Workflow performed with both A and B.
- create initial Draft revision (rev 1)
- edit and publish by setting state to Live (rev 2)
- translate published rev to FR (rev 3) -- at this point for both A and B, the revisions table appears wrong, but the same for both EN and FR revisions in that all EN and FR revs are shown on both tables.
- publish the FR rev (rev 4) -- this now "fixes" the FR revisions table (same for A and B) in that it now only shows FR revs (3 and 4)
but, and here is the part I don't understand, The EN revisions table for type A continues to be "wrong" and show all the revisions (1-4) - with various other "bugs"as well such as the published FR rev is highlighted and shown as the "current revision" (poorly named as they likely mean live revision); when nothing has changed as far as the live revision.
yet, the revisions table for type B is now showing correct in that it only shows the EN revisions.
Looking at the node_field_revision table I see that the difference between types A and B is that A has revision_translation_affected set to 1 for all the revision rows. Whereas type B has this set to NULL for the rows which seem as though they should not show on the EN revision table (i.e. the FR versions of the EN revs).
I would assume this difference is due to some type of field which exists on A but not B (they are almost identical) or possibly some bundle configuration which I have not yet been able to narrow down.

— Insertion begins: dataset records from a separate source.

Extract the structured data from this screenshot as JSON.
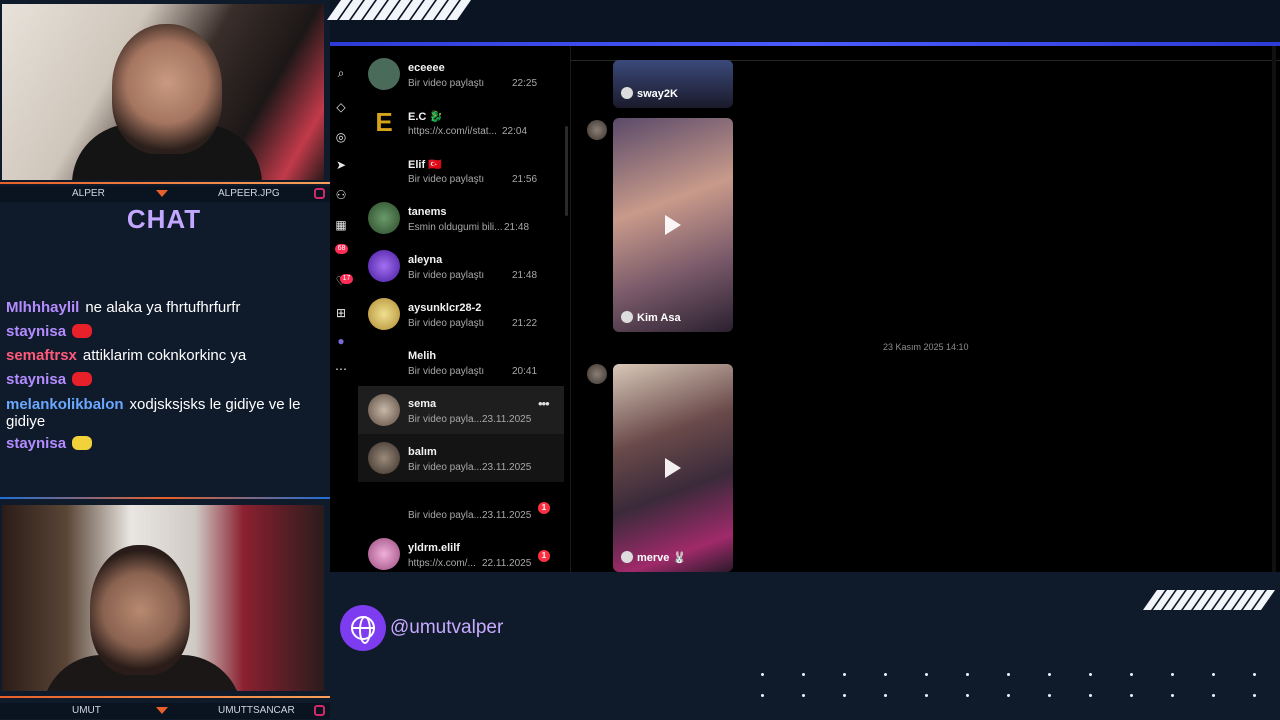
{
  "overlay": {
    "top_cam": {
      "name_left": "ALPER",
      "name_right": "ALPEER.JPG"
    },
    "bottom_cam": {
      "name_left": "UMUT",
      "name_right": "UMUTTSANCAR"
    },
    "chat_title": "CHAT",
    "chat_messages": [
      {
        "user": "Mlhhhaylil",
        "user_color": "#b48cff",
        "text": "ne alaka ya fhrtufhrfurfr"
      },
      {
        "user": "staynisa",
        "user_color": "#b48cff",
        "text": "",
        "emote": "red-emote"
      },
      {
        "user": "semaftrsx",
        "user_color": "#ff5a7a",
        "text": "attiklarim coknkorkinc ya"
      },
      {
        "user": "staynisa",
        "user_color": "#b48cff",
        "text": "",
        "emote": "red-emote"
      },
      {
        "user": "melankolikbalon",
        "user_color": "#6aa8ff",
        "text": "xodjsksjsks le gidiye ve le gidiye"
      },
      {
        "user": "staynisa",
        "user_color": "#b48cff",
        "text": "",
        "emote": "yellow-emote"
      }
    ],
    "handle": "@umutvalper"
  },
  "dm_list": [
    {
      "name": "eceeee",
      "sub": "Bir video paylaştı",
      "time": "22:25",
      "avatar": "#4a6a5a"
    },
    {
      "name": "E.C 🐉",
      "sub": "https://x.com/i/stat...",
      "time": "22:04",
      "avatar": "#d8a21a"
    },
    {
      "name": "Elif 🇹🇷",
      "sub": "Bir video paylaştı",
      "time": "21:56",
      "avatar": "#000000"
    },
    {
      "name": "tanems",
      "sub": "Esmin oldugumi bili...",
      "time": "21:48",
      "avatar": "#4a7a4a"
    },
    {
      "name": "aleyna",
      "sub": "Bir video paylaştı",
      "time": "21:48",
      "avatar": "#7a3ad0"
    },
    {
      "name": "aysunklcr28-2",
      "sub": "Bir video paylaştı",
      "time": "21:22",
      "avatar": "#e8c860"
    },
    {
      "name": "Melih",
      "sub": "Bir video paylaştı",
      "time": "20:41",
      "avatar": "#000000"
    },
    {
      "name": "sema",
      "sub": "Bir video payla...",
      "time": "23.11.2025",
      "avatar": "#8a7a70",
      "hover": true
    },
    {
      "name": "balım",
      "sub": "Bir video payla...",
      "time": "23.11.2025",
      "avatar": "#6a6058"
    },
    {
      "name": "",
      "sub": "Bir video payla...",
      "time": "23.11.2025",
      "avatar": "#000000",
      "unread": "1"
    },
    {
      "name": "yldrm.elilf",
      "sub": "https://x.com/...",
      "time": "22.11.2025",
      "avatar": "#d87ab0",
      "unread": "1"
    }
  ],
  "rail_badges": [
    "68",
    "17"
  ],
  "conversation": {
    "reels": [
      {
        "caption": "sway2K"
      },
      {
        "caption": "Kim Asa"
      },
      {
        "caption": "merve 🐰"
      }
    ],
    "date_separator": "23 Kasım 2025 14:10"
  }
}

At first I assumed this was a bug as we had only tested with type A and are hard pressed to see the value in the revisions table when the FR items are listed in this table and the Latest revision" is no longer the latest EN revision. But after finding a 2nd content type which appears to work correctly; I tend to think that this is the expected behavior due to some config related to type A (although it seems to make the management of revisions impossible).
SOLVED BUT NOT ANSWERED
It is still unclear as to what this field is for or why this configuration causes it to "break"; but I have determined the setting which is causing the issue:
In the site I mentioned I don't have just types A and B.. I really have about 10 different content types. Of these 10, 6 work and only 2 do not as far as showing the correct revisions in the EN revision table. Of the 8 that work, 6 of them do not have the Comments field added. Two of them do but one has Comments set as Closed and the other has Comments set as translatable (not quite sure what that means as far as the front end but I suspect it means a user could add a comment and could then translate it; but we have no UI for them to do that - so this effectively means nothing). The 2 with Comments, that do not work, have Comments set as not translatable. As an additional test, on one of the 2 broken ones; I enabled translation on Comments, and this fixes the issue with that type.
My guess is this is a bug in Drupal core; but perhaps there is some reason comment translation makes sense to completely mess up the EN revisions table.